Comparative evaluation on Ni(2+)-uptake of two nickel-affinity transmembrane proteins (NiCoTs) respectively from Helocobacter pylori (NixA) and Staphylococcus aureus (NisA) was performed. Expression of NiCoTs alone did not promote Ni(2+) uptake of the recombinant strains and made the growth susceptible to Ni(2+). However, recombinant strains expressing both NiCoTs and Metallothionein (MT) showed enhanced tolerance to Ni(2+) and Ni(2+) uptake. The maximum Ni(2+)-uptake capacity of recombinant strain N1c expressing NixA+MT reached 83.33mgg(-1), higher than 45.45mgg(-1) of recombinant strain N1d expressing NisA+MT. N1c exhibited more effective Ni(2+) accumulation than N1d in the presence of Na(+), Co(2+) and Cd(2+).
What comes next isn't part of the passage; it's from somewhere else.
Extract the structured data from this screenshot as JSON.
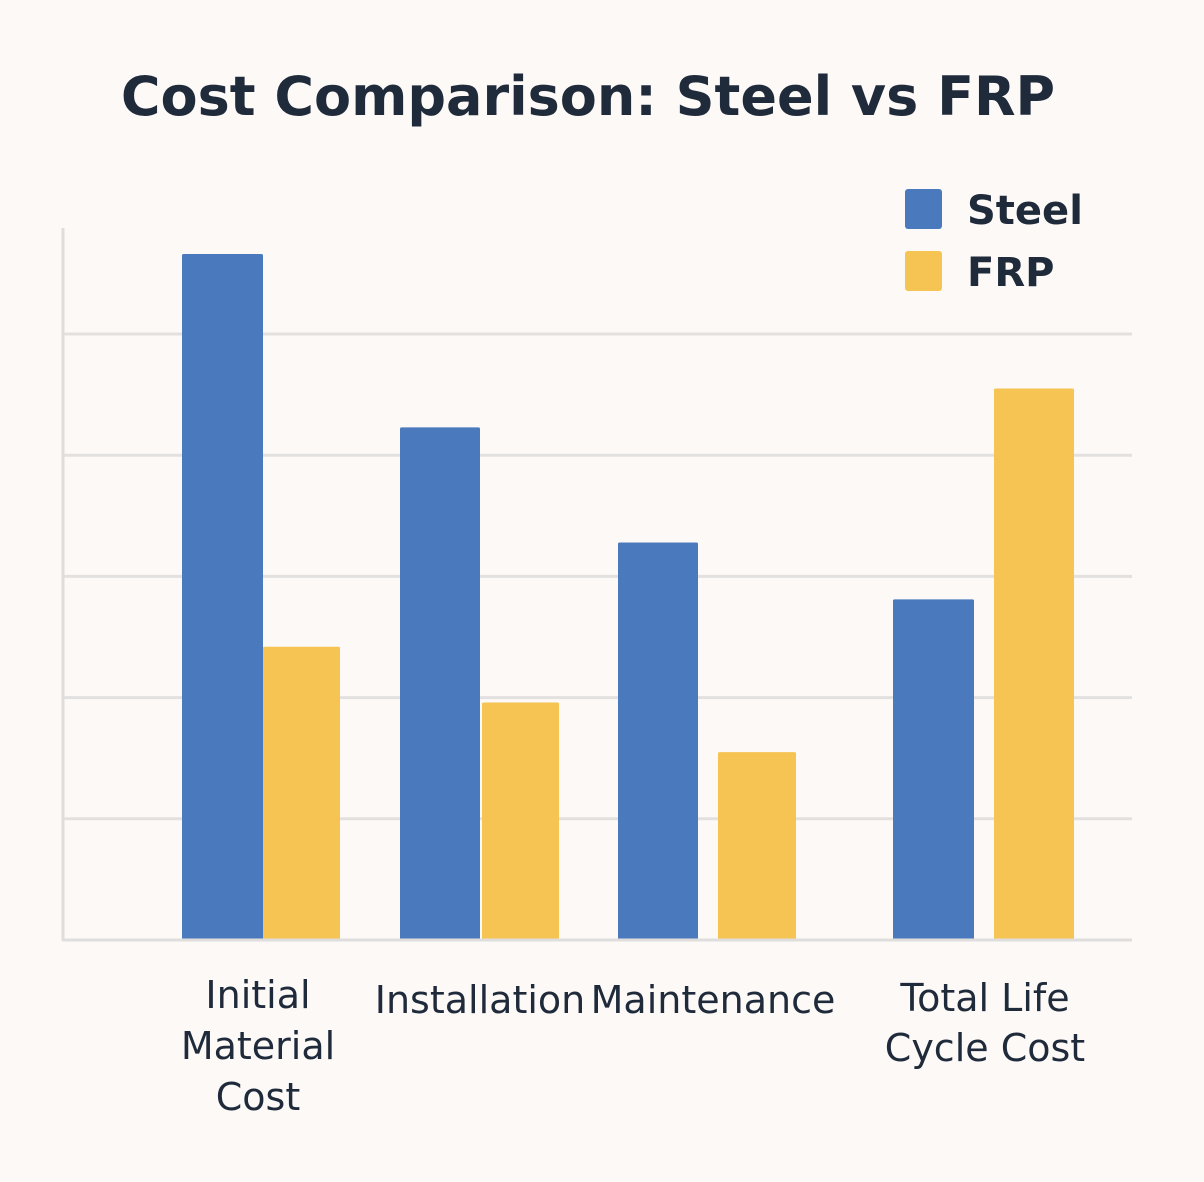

NiCoTs promoted intracellular Ni(2+) uptake of the recombinant strains. Phosphate groups dominated Ni(2+) binding of wild type Escherichia coli, but carboxyl groups contributed more for N1c and N1d. The result suggested that NixA has a higher specificity in Ni(2+) binding than NisA, and both NiCoTs and MT are important for Ni(2+) bioaccumulation.